Entering The Execution Pipeline - Pentium 4's Trace Cache, Continued
As already mentioned in my description of the term 'µOP', those simple instructions are the language understood by the execution units. They are of a defined size and thus easier to be sequenced than x86-instructions that are of variable length. Once in the trace cache, Pentium 4 saves the time to re-decode repeating instructions. It can easier check for dependencies required for the branch prediction process. The trace cache ensures that the processor pipeline is continuously fed with instructions, decoupling the execution path from a possible stall-threat of the decoder units. This is particularly important in case of the high clock rate design of Pentium 4. The execution trace cache supplies the next pipeline stage with 6 µOPs every 2 clocks and thus 3 µOPs per clock, which is about as fast as what AMDs Athlon is able to do under ideal conditions.

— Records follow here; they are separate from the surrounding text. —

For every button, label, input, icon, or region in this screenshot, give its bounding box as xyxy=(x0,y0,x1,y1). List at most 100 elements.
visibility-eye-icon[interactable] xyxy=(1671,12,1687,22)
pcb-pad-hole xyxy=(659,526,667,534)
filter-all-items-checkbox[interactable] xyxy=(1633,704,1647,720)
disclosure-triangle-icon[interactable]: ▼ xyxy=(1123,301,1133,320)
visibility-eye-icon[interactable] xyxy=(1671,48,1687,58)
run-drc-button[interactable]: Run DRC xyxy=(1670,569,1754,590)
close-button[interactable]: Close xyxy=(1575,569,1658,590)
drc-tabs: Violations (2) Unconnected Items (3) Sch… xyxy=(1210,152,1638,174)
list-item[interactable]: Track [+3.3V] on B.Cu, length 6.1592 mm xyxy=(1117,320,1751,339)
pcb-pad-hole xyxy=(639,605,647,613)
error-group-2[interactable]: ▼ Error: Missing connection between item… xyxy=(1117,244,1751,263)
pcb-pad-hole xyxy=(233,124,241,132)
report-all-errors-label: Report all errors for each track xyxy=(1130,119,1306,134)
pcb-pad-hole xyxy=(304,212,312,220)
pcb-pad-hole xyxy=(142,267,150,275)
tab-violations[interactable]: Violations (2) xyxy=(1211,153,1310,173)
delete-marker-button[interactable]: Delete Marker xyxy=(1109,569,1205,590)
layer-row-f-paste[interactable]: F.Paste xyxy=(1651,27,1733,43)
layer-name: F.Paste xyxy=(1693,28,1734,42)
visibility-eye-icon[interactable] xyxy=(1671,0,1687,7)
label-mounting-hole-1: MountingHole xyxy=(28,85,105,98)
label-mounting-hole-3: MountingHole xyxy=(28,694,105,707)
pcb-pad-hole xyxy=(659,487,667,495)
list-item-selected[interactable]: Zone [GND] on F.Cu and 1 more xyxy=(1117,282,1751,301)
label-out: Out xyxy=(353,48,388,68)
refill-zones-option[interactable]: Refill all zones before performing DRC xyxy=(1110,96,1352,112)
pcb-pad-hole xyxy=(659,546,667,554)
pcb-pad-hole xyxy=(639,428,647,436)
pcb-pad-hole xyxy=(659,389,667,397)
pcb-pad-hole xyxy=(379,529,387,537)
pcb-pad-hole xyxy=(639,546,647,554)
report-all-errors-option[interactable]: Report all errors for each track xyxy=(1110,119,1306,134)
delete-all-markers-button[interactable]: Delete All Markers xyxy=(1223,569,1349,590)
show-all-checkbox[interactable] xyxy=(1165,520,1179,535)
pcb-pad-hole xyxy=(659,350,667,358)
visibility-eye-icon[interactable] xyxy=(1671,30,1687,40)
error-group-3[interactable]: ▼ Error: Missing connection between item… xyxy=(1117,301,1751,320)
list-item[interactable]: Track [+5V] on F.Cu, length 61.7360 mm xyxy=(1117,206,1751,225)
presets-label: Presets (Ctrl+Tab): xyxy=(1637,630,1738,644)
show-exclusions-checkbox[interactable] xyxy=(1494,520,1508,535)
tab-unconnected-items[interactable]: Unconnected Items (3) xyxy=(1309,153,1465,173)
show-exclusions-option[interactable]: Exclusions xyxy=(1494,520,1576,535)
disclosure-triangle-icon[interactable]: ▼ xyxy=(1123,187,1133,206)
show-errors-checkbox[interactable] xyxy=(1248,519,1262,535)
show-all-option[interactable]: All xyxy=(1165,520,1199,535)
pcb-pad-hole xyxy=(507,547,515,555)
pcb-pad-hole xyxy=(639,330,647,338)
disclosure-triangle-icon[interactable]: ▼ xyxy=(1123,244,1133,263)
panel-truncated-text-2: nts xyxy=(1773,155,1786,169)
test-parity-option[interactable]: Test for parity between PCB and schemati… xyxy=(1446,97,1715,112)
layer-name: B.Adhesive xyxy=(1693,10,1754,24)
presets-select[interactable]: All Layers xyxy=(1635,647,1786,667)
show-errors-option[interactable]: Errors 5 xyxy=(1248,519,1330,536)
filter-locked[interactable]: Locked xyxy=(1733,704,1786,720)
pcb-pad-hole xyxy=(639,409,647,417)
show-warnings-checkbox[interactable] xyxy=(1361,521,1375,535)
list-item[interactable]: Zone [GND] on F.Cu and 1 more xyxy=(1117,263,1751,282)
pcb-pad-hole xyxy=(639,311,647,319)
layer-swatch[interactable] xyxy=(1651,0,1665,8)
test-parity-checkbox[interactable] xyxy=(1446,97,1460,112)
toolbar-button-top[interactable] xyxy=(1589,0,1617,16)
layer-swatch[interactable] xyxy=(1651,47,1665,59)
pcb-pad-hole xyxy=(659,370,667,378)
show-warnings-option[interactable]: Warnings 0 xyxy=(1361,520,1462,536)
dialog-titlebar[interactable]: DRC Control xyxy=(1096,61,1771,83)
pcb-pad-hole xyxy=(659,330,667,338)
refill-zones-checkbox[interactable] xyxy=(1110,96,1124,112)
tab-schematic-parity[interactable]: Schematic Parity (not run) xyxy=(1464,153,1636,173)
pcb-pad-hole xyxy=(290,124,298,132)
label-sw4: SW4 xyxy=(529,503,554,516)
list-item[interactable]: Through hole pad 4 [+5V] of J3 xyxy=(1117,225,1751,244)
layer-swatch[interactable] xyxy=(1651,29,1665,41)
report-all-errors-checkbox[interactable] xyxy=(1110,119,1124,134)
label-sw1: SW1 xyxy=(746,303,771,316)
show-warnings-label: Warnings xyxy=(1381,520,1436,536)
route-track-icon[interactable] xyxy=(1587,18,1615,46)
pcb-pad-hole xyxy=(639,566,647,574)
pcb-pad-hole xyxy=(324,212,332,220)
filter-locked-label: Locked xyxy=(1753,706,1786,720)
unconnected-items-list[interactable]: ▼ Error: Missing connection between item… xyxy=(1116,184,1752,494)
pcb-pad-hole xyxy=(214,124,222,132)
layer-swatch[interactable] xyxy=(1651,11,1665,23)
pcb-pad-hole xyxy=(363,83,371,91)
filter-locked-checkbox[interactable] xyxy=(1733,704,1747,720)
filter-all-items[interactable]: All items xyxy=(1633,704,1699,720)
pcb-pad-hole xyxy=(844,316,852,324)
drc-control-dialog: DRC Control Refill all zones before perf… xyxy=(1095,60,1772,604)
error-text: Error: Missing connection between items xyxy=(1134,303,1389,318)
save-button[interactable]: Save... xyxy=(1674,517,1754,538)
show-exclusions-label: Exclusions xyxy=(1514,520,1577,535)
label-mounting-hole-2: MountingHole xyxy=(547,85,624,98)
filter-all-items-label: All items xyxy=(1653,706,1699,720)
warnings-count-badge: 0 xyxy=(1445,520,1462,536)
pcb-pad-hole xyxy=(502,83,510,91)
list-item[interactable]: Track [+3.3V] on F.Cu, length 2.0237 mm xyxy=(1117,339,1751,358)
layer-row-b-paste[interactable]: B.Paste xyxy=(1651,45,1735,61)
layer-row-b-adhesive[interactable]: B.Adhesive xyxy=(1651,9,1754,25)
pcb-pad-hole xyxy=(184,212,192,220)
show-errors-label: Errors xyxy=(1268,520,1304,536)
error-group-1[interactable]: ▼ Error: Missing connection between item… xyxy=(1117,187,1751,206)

Now there's quite a bit more to know about 'µOPs', decoders and the trace cache. First of all, those 'µOPs' are not exactly small. In fact they are considerably larger than an x86-instruction although they contain less information (most x86-instructions are represented by more than one µOP). The µOPs of Pentium III are known to be as large as 118-bit. Intel never reported the physical size of the execution trace cache and neither the size of Pentium 4's µOPs. We only know that the trace cache is supposed to contain about 12,000 µOPs. Looking at a die picture that I took by myself from the Pentium 4 die chips supplied by Intel to the press at Comdex and comparing the trace cache area with the L2-cache area it looks as if the trace cache is about 92-96 KB in size. It therefore seems to be a good guess estimating the size of a Pentium 4 µOP in the neighborhood of 64-bit.
96 KB is quite a considerable size and 6 times larger than Pentium III's 16 KB L1 instruction cache. However, Intel hasn't been wasteful with the space offered by Pentium 4's execution trace cache. Due to the fact that the trace cache stores decoded x86-instrutions, Pentium 4 is aware of what it actually does, wants, represents. The decoder units that feed the trace cache ensure that only those µOPs are stored in the trace cache that will actually be executed.